The 2015 hurricane season has been rather slow thus far in the Atlantic, but things are starting to get a bit more active.
Tropical Depression 4 formed on Tuesday, and quickly became Tropical Storm Danny by Tuesday evening. As of midday Wednesday, Danny had top sustained winds of 50 mph and was located about 1400 miles east of the Lesser Antilles, heading westward at 12 mph. Most indications are that Danny should continue on a general west to west-northwest track for the next few days while steadily strengthening. Danny could become a hurricane later this week, and could start to threaten the Lesser Antilles by late this weekend or early next week. There is still a great amount of uncertainty in the track and intensity forecast, however, so residents of the islands in the eastern and northeastern Caribbean should keep a close eye on the storm for the next several days.
While tropical systems often produce wind damage and coastal flooding, there is one aspect of this storm that could actually be good news for parts of the Caribbean – heavy rainfall. With the tropics remaining quiet this year, the lack of thunderstorm activity has resulted in a severe drought across portions of Puerto Rico and the Virgin Islands. In St. Croix, USVI, only 7.31 inches of rain has fallen since January 1, which is 11.38 inches below normal. San Juan, PR has only received 20.73 inches of rain in 2015, which is 10.34 inches below normal. Too much rain in a short period of time will result in flooding, even with the ongoing drought, but residents of the region will likely take every drop they can get right now.

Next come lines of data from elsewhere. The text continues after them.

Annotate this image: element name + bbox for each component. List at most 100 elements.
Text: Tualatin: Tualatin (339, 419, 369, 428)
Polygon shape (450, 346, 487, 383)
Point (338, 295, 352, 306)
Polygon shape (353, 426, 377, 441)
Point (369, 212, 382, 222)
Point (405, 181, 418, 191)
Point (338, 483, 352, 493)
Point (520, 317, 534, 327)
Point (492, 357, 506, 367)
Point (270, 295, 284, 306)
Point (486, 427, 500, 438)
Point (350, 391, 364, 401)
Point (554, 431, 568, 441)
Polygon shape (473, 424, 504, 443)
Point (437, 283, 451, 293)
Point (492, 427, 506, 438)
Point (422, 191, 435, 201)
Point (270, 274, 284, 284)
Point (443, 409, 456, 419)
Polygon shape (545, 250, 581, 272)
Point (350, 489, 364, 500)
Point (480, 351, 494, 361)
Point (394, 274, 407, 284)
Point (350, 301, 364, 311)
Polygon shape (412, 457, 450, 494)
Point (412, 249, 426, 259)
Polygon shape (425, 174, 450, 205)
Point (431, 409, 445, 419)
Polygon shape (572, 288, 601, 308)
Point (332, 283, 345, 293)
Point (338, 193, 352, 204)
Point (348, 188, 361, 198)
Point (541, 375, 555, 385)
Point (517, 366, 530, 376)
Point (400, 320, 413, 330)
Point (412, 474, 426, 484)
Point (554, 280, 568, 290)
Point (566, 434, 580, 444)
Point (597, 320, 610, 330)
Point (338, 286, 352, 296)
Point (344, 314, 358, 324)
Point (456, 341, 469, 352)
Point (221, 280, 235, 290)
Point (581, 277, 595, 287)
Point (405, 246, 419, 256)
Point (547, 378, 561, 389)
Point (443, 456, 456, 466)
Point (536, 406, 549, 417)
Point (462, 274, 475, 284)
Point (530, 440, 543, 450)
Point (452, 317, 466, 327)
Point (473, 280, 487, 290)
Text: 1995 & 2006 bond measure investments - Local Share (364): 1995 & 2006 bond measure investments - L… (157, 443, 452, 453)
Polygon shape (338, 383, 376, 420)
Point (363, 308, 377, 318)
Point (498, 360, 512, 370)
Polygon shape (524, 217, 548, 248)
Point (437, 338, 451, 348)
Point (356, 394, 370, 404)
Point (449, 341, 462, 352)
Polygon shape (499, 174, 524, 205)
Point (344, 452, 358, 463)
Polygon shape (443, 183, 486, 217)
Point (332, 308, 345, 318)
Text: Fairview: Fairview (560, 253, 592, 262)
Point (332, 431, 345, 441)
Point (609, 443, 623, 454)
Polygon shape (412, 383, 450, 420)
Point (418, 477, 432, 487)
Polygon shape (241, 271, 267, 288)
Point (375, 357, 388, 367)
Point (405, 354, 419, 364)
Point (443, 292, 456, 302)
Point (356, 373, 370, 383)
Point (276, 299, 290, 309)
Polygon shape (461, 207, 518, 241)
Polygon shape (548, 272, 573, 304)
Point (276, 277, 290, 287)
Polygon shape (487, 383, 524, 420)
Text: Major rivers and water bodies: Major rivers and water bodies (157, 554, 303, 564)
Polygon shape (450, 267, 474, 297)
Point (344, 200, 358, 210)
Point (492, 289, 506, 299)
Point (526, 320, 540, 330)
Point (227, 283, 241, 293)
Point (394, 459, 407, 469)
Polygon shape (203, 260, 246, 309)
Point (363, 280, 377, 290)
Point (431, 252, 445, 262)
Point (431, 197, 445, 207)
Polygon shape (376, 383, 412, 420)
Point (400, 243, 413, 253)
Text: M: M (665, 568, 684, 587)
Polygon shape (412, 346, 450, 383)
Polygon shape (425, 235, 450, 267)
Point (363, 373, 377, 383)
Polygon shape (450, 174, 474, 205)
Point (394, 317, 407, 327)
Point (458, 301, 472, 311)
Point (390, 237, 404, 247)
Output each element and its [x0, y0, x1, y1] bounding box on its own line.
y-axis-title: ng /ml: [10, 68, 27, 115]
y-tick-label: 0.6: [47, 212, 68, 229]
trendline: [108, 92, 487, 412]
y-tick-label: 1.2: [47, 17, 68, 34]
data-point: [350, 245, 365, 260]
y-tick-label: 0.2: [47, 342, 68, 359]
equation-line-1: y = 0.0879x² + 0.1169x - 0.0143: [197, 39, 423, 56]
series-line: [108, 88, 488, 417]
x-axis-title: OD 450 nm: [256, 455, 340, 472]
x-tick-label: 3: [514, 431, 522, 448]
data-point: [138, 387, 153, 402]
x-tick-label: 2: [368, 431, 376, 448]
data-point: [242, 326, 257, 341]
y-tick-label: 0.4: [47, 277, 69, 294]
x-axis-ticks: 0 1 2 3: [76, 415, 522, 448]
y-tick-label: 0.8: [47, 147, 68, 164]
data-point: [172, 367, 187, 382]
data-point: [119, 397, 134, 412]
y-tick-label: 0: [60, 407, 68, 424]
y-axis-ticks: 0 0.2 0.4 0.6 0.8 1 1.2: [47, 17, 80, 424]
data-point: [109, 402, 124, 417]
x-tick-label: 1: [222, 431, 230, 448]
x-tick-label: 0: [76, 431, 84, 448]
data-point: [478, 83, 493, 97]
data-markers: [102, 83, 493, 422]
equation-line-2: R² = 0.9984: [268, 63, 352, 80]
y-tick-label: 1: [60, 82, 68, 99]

Meanwhile, in the Central Pacific Ocean, a tropical disturbance is gaining strength about 900 miles southeast of Hawaii. Many of the forecast models are indicating that this system should continue to strengthen, becoming a tropical
depression in the next day or two, then a tropical storm, and possibly a hurricane towards the end of the week. A track toward the northwest, in the general direction of the Big Island of Hawaii is expected. The system could impact Hawaii with gusty winds and heavy rain by the upcoming weekend.
While the Atlantic has been quiet, the Western Pacific has bee very active so far. Currently there are two large storm systems being monitored. Super Typhoon Atsani has top winds near 160 mph and is passing northeast of the Northern Mariana Islands. It will likely maintain its current strength for the next day or so before starting to weaken as it turns north and then northeast, passing out to sea well south and east of Japan.
Typhoon Goni could be a problem for parts of East and Southeast Asia. Goni currently has top winds near 130 mph and should strengthen a bit more. The current forecast has it near maximum intensity of 145 mph as it nears the northeastern tip of the Philippines. Once there, it should make a sharp turn towards the north, passing just east of Taiwan as it starts to weaken, then it may take aim at southwestern Japan.
The peak of hurricane season in the Atlantic and eastern Pacific is normally from late August into mid-to-late September. Even though it has been a fairly quiet season thus far in the Atlantic, it only takes one storm making landfall in a populated area to make it a bad season.